The inspector is paid by and works solely for you, the buyer — in theory. However, if the inspector and agent have a strong work history, their relationship may feel more like a partnership, leaving you as the secondmost important party in this venture. The inspection is your big opportunity to understand the good, the bad, and the ugly about your new home. It’s critical the inspection not be rushed or come back with less detail than you need to make a decision moving forward. Watch out for red flags, such as if the home inspector references their professional relationship with your real estate agent when refusing to expand upon details on their report.
3. List of three
In many markets across the U.S., it’s typical for real estate agents to provide a list of three inspectors to their buyer clients. Undoubtedly, the chosen home inspectors are professionals who come with many references, but they may also be aware that finding large amounts of inspection issues may threaten their future inclusion on that agent’s list of recommended inspectors.
4. That nagging feeling
Even if your agent’s referral delivers a thorough inspection, you may not be able to shake the feeling that they missed something. If a foundation issue crops up two years down the road, you may wonder if the problem was present at the time of inspection.
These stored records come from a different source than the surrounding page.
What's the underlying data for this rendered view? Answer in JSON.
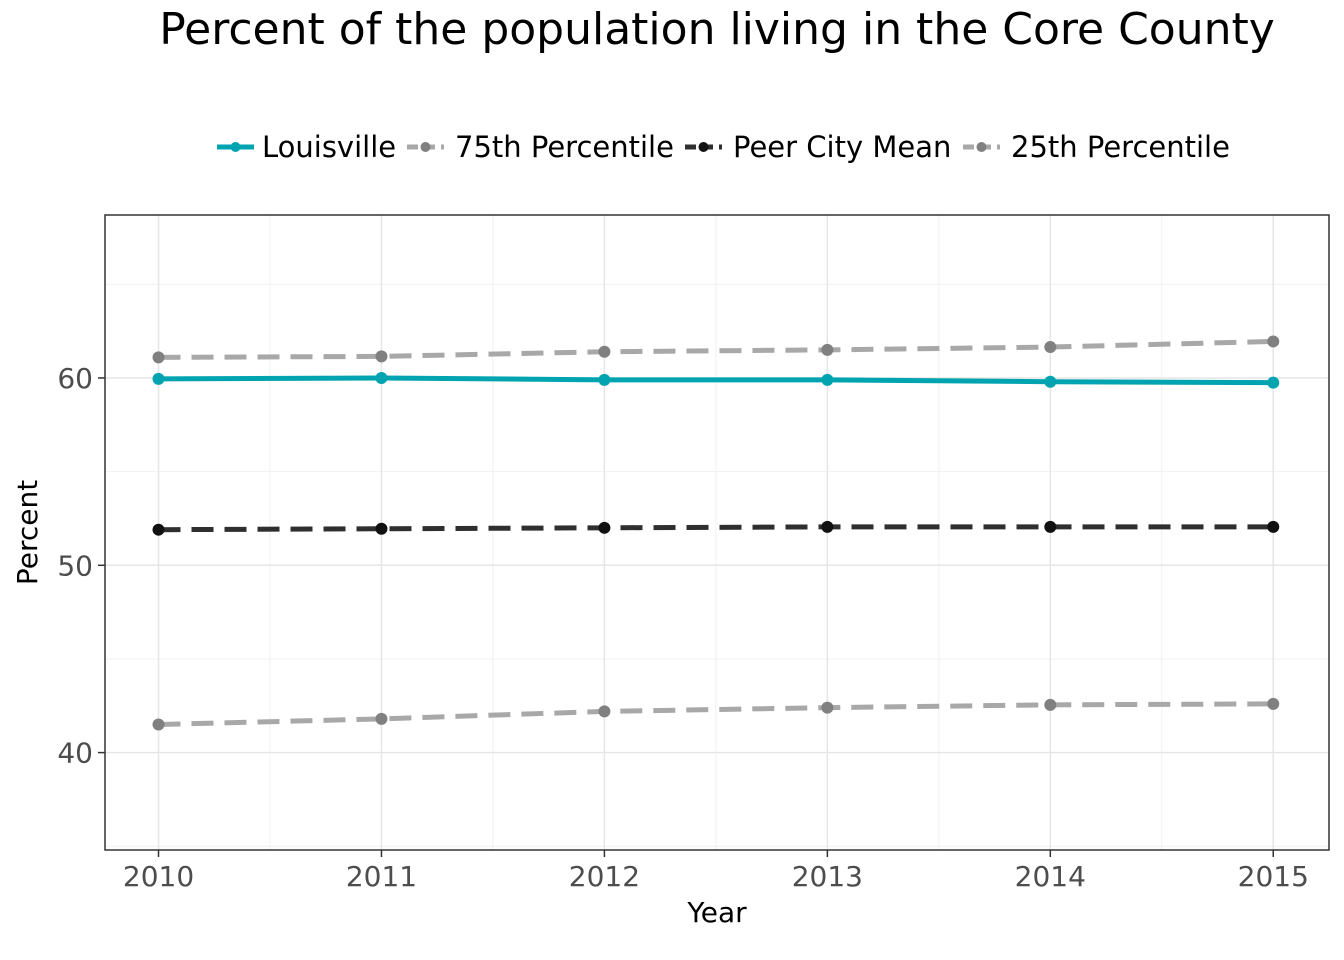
{
  "chart_data": {
    "type": "line",
    "title": "Percent of the population living in the Core County",
    "xlabel": "Year",
    "ylabel": "Percent",
    "x": [
      2010,
      2011,
      2012,
      2013,
      2014,
      2015
    ],
    "xlim": [
      2009.76,
      2015.25
    ],
    "ylim": [
      34.8,
      68.7
    ],
    "yticks": [
      40,
      50,
      60
    ],
    "grid": true,
    "legend_position": "top",
    "series": [
      {
        "name": "Louisville",
        "values": [
          59.95,
          60.0,
          59.9,
          59.9,
          59.8,
          59.75
        ],
        "color": "#00a3b0",
        "style": "solid"
      },
      {
        "name": "75th Percentile",
        "values": [
          61.1,
          61.15,
          61.4,
          61.5,
          61.65,
          61.95
        ],
        "color": "#a8a8a8",
        "style": "dashed"
      },
      {
        "name": "Peer City Mean",
        "values": [
          51.9,
          51.95,
          52.0,
          52.05,
          52.05,
          52.05
        ],
        "color": "#2f2f2f",
        "style": "dashed"
      },
      {
        "name": "25th Percentile",
        "values": [
          41.5,
          41.8,
          42.2,
          42.4,
          42.55,
          42.6
        ],
        "color": "#a8a8a8",
        "style": "dashed"
      }
    ]
  }
}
Even if it wasn’t a factor, it’s likely you’ll never know for sure.
Whether you select a home inspector independently or choose to vet your agent’s recommendation, there are a few details to keep in mind while searching for the perfect professional to fit your needs. Ideally, your inspector will be associated with a professional organization such as the National Association of Home Inspectors or the American Society of Home Inspectors. These two organizations educate home inspectors and also require them to meet specific standards while adhering to a code of ethics — a win for everyone.
Once you have identified some viable choices, carefully look over their websites not only for their background and expertise, but for their references as well. It’s also useful to take note of the kind of homes they typically inspect. If your pending contract is for a fixer-upper Victorian with knob-and-tube wiring, it’s probably best to skip an inspector who specializes in new-construction condominiums.
There’s not much cost variance within the inspection marketplace — saving $75 on your home inspection probably isn’t worth sacrificing your peace of mind. Nor is it ideal to settle on a recommendation if you don’t feel comfortable doing so. When you’re purchasing something as expensive as a home, it’s best to make the extra effort and choose a home inspector who gives you confidence.